Sedangkan gugatan CLS, adalah mekanisme gugatan bagi warga negara untuk menggugat tanggung jawab penyelenggara negara atas kelalaian dalam memenuhi hak-hak warga negara. Kelalaian tersebut didalilkan sebagai Perbuatan Melawan Hukum, sehingga CLS diajukan pada lingkup peradilan umum dalam perkara perdata. Namun karena belum ada dasar hukumnya, rincian ganti rugi dalam gugatan CLS tidak dapat ditentukan dengan pasti dan bahkan persyaratan formalnya tidak terdapat keseragaman pendapat di kalangan majelis hakim yang memeriksa perkara CLS.  Selain itu, seringkali majelis hakim Pengadilan Negeri melakukan suatu terobosan hukum dalam memeriksa gugatan CLS, yakni dengan menerapkan kebiasaan yang berlaku di negara lain sehubungan dengan model gugatan CLS. Adapun terobosan tersebut dengan menerapkan sistem CLS yang berlaku di Amerika Serikat, di mana sebelum gugatan diajukan penggugat harus mengirimkan pemberitahuan (notice) atau sejenis somasi kepada pihak tergugat dalam hal ini pemerintah.

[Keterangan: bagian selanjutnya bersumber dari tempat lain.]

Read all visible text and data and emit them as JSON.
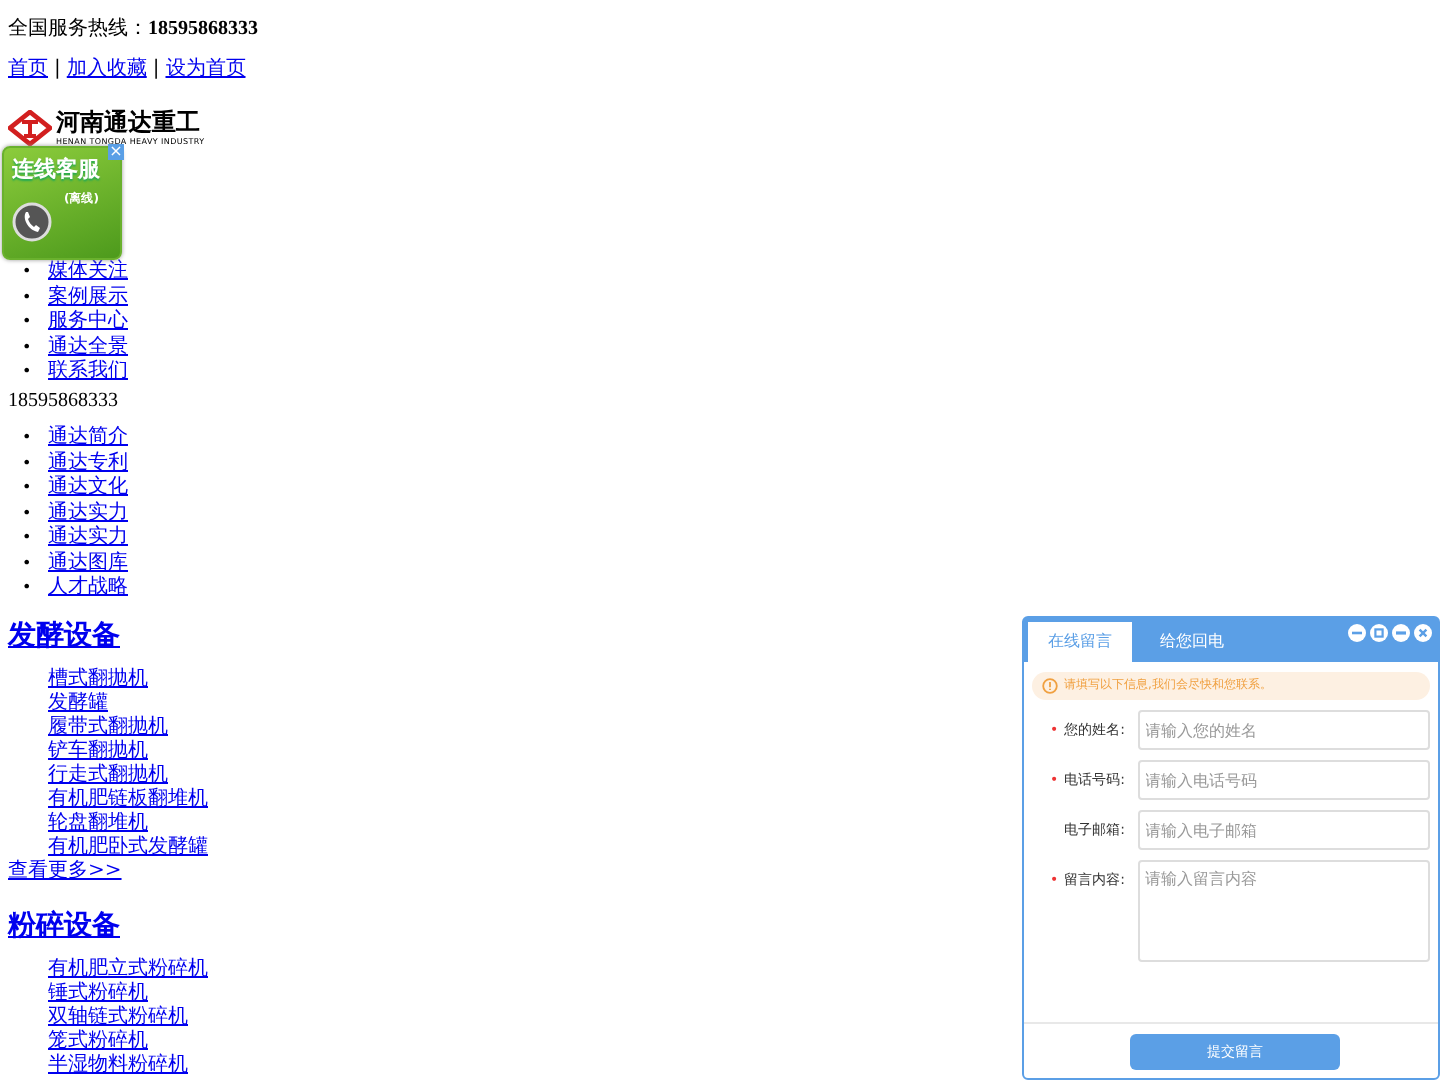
{
  "hotline": {
    "label": "全国服务热线：",
    "number": "18595868333"
  },
  "top_links": [
    "首页",
    "加入收藏",
    "设为首页"
  ],
  "link_separator": "|",
  "list_bullet": "•",
  "logo": {
    "name": "河南通达重工",
    "subtitle": "HENAN TONGDA HEAVY INDUSTRY"
  },
  "float_ad": {
    "title": "连线客服",
    "status": "(离线)",
    "close": "×"
  },
  "nav": [
    "媒体关注",
    "案例展示",
    "服务中心",
    "通达全景",
    "联系我们"
  ],
  "phone": "18595868333",
  "about_links": [
    "通达简介",
    "通达专利",
    "通达文化",
    "通达实力",
    "通达实力",
    "通达图库",
    "人才战略"
  ],
  "sections": [
    {
      "title": "发酵设备",
      "items": [
        "槽式翻抛机",
        "发酵罐",
        "履带式翻抛机",
        "铲车翻抛机",
        "行走式翻抛机",
        "有机肥链板翻堆机",
        "轮盘翻堆机",
        "有机肥卧式发酵罐"
      ],
      "more": "查看更多>>"
    },
    {
      "title": "粉碎设备",
      "items": [
        "有机肥立式粉碎机",
        "锤式粉碎机",
        "双轴链式粉碎机",
        "笼式粉碎机",
        "半湿物料粉碎机"
      ]
    }
  ],
  "chat_widget": {
    "tabs": [
      {
        "label": "在线留言",
        "selected": true
      },
      {
        "label": "给您回电",
        "selected": false
      }
    ],
    "notice": "请填写以下信息,我们会尽快和您联系。",
    "required_mark": "•",
    "fields": [
      {
        "label": "您的姓名:",
        "required": true,
        "placeholder": "请输入您的姓名",
        "kind": "input"
      },
      {
        "label": "电话号码:",
        "required": true,
        "placeholder": "请输入电话号码",
        "kind": "input"
      },
      {
        "label": "电子邮箱:",
        "required": false,
        "placeholder": "请输入电子邮箱",
        "kind": "input"
      },
      {
        "label": "留言内容:",
        "required": true,
        "placeholder": "请输入留言内容",
        "kind": "textarea"
      }
    ],
    "submit": "提交留言"
  }
}
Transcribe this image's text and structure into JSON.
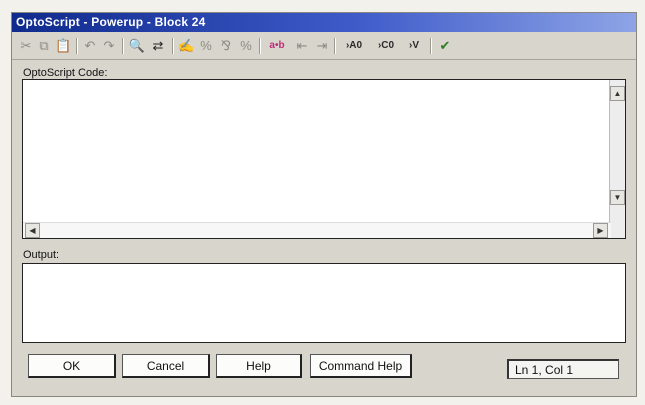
{
  "window": {
    "title": "OptoScript - Powerup - Block 24"
  },
  "toolbar": {
    "cut": "✂",
    "copy": "⧉",
    "paste": "📋",
    "undo": "↶",
    "redo": "↷",
    "find": "🔍",
    "replace": "⇄",
    "insert_1": "✍",
    "insert_2": "%",
    "insert_3": "⅋",
    "insert_4": "%",
    "ab": "a•b",
    "indent": "⇤",
    "outdent": "⇥",
    "ao": "›A0",
    "co": "›C0",
    "v": "›V",
    "compile": "✔"
  },
  "code_section": {
    "label": "OptoScript Code:",
    "value": ""
  },
  "output_section": {
    "label": "Output:",
    "value": ""
  },
  "buttons": {
    "ok": "OK",
    "cancel": "Cancel",
    "help": "Help",
    "command_help": "Command Help"
  },
  "status": {
    "text": "Ln 1, Col 1"
  },
  "colors": {
    "titlebar": "#0f2a8c",
    "window_bg": "#d8d5cd"
  }
}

Uniknya beberapa kasus yang menggunakan gugatan CLS, meskipun belum ada dasar hukumnya, dapat didaftarkan dan bahkan diperiksa oleh majelis hakim pengadilan negeri di Indonesia. Beberapa contoh kasus gugatan CLS yang pernah didaftarkan di Indonesia antara lain: gugatan atas nama Munir Cs atas penelantaran negara terhadap TKI migran yang dideportasikan di Nunukan dalam perkara No. 28/Pdt.G/2003/PN.JKT.PST., gugatan tukang becak terhadap Penguasa dalam perkara No. 50/Pdt.G/2000/PN.JKT.PST, dan gugatan yang juga diajukan oleh LBH Jakarta atas penyelenggaraan Ujian Nasional dalam perkara No. 228/Pdt.G/2007/PN.Jkt.Pusat.

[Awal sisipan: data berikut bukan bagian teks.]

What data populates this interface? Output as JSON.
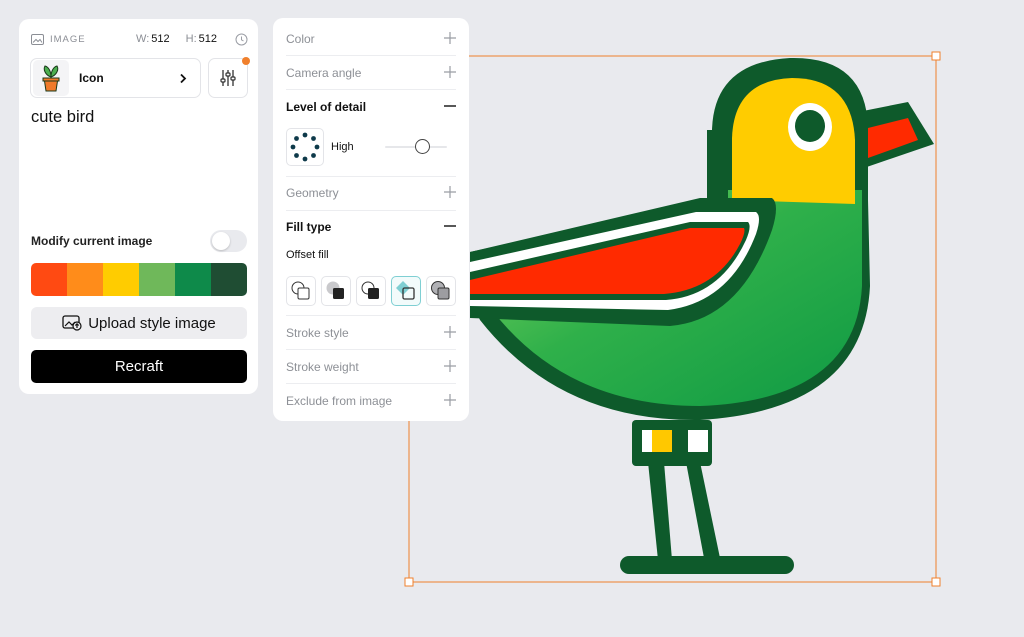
{
  "image_header": {
    "label": "IMAGE",
    "width_label": "W:",
    "width_value": "512",
    "height_label": "H:",
    "height_value": "512"
  },
  "style": {
    "name": "Icon"
  },
  "prompt": "cute bird",
  "modify": {
    "label": "Modify current image",
    "enabled": false
  },
  "palette": [
    "#ff4a12",
    "#ff8c1a",
    "#ffcc00",
    "#6fb85a",
    "#0e8a4a",
    "#1f4d33"
  ],
  "upload_label": "Upload style image",
  "recraft_label": "Recraft",
  "settings": {
    "color": "Color",
    "camera_angle": "Camera angle",
    "level_of_detail": "Level of detail",
    "detail_value": "High",
    "detail_level": 0.6,
    "geometry": "Geometry",
    "fill_type": "Fill type",
    "fill_value": "Offset fill",
    "stroke_style": "Stroke style",
    "stroke_weight": "Stroke weight",
    "exclude": "Exclude from image"
  },
  "colors": {
    "accent": "#f0802c",
    "selection": "#f0802c"
  }
}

Sedangkan kasus-kasus yang menggunakan gugatan CA telah banyak digunakan dan ada di antaranya dikabulkan oleh majelis hakim pengadilan negeri, yakni dalam perkara No.83/Pdt.G/2002/PN.JKT.PST dalam kasus banjir Jakarta tahun 2002, dan juga terdapat gugatan Class Action dalam perkara No. 104.Pdt.G/2012/PN.JR mengenai gugatan pedagang pasar terhadap Bupati Jember dan DPRD Kabupaten Jember, selain itu juga dalam perkara No. 59/Pdt.G/2009/PN.Ska mengenai gugatan warga masyarakat yang bermukim di wilayah bantaran Sungai Bengawan Solo.

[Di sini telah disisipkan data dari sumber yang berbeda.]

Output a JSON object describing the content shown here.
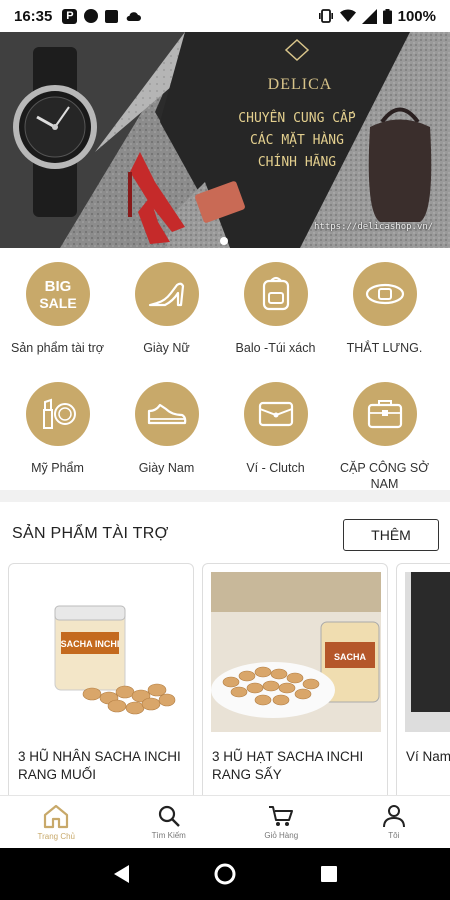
{
  "status_bar": {
    "time": "16:35",
    "battery": "100%"
  },
  "banner": {
    "brand": "DELICA",
    "tagline_1": "CHUYÊN CUNG CẤP",
    "tagline_2": "CÁC MẶT HÀNG",
    "tagline_3": "CHÍNH HÃNG",
    "url": "https://delicashop.vn/"
  },
  "categories": [
    {
      "label": "Sản phẩm tài trợ",
      "icon": "big-sale-icon",
      "badge_1": "BIG",
      "badge_2": "SALE"
    },
    {
      "label": "Giày Nữ",
      "icon": "high-heel-icon"
    },
    {
      "label": "Balo -Túi xách",
      "icon": "backpack-icon"
    },
    {
      "label": "THẮT LƯNG.",
      "icon": "belt-icon"
    },
    {
      "label": "Mỹ Phẩm",
      "icon": "cosmetics-icon"
    },
    {
      "label": "Giày Nam",
      "icon": "sneaker-icon"
    },
    {
      "label": "Ví - Clutch",
      "icon": "wallet-icon"
    },
    {
      "label": "CẶP CÔNG SỞ NAM",
      "icon": "briefcase-icon"
    }
  ],
  "section": {
    "title": "SẢN PHẨM TÀI TRỢ",
    "more_label": "THÊM"
  },
  "products": [
    {
      "name": "3 HŨ NHÂN SACHA INCHI RANG MUỐI",
      "jar_label": "SACHA INCHI"
    },
    {
      "name": "3 HŨ HẠT SACHA INCHI RANG SẤY",
      "jar_label": "SACHA"
    },
    {
      "name": "Ví Nam"
    }
  ],
  "bottom_nav": [
    {
      "label": "Trang Chủ",
      "icon": "home-icon",
      "active": true
    },
    {
      "label": "Tìm Kiếm",
      "icon": "search-icon",
      "active": false
    },
    {
      "label": "Giỏ Hàng",
      "icon": "cart-icon",
      "active": false
    },
    {
      "label": "Tôi",
      "icon": "user-icon",
      "active": false
    }
  ],
  "colors": {
    "accent": "#c8a96a",
    "price": "#e08a1c"
  }
}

Sekarang pilihan ada di tangan para pengacara yang hendak mengajukan gugatan terhadap Presiden Jokowi terkait kenaikan harga BBM, apakah menggunakan model gugatan CA atau gugatan CLS. Kedua model gugatan tersebut pernah dilakukan dan bahkan diperiksa hingga tingkat Mahkamah Agung. Pada akhirnya, apa pun jenis gugatan yang diajukan, akan semakin meningkatkan kesadaran hukum masyarakat serta menambah khazanah ilmu bagi sistem hukum di Indonesia.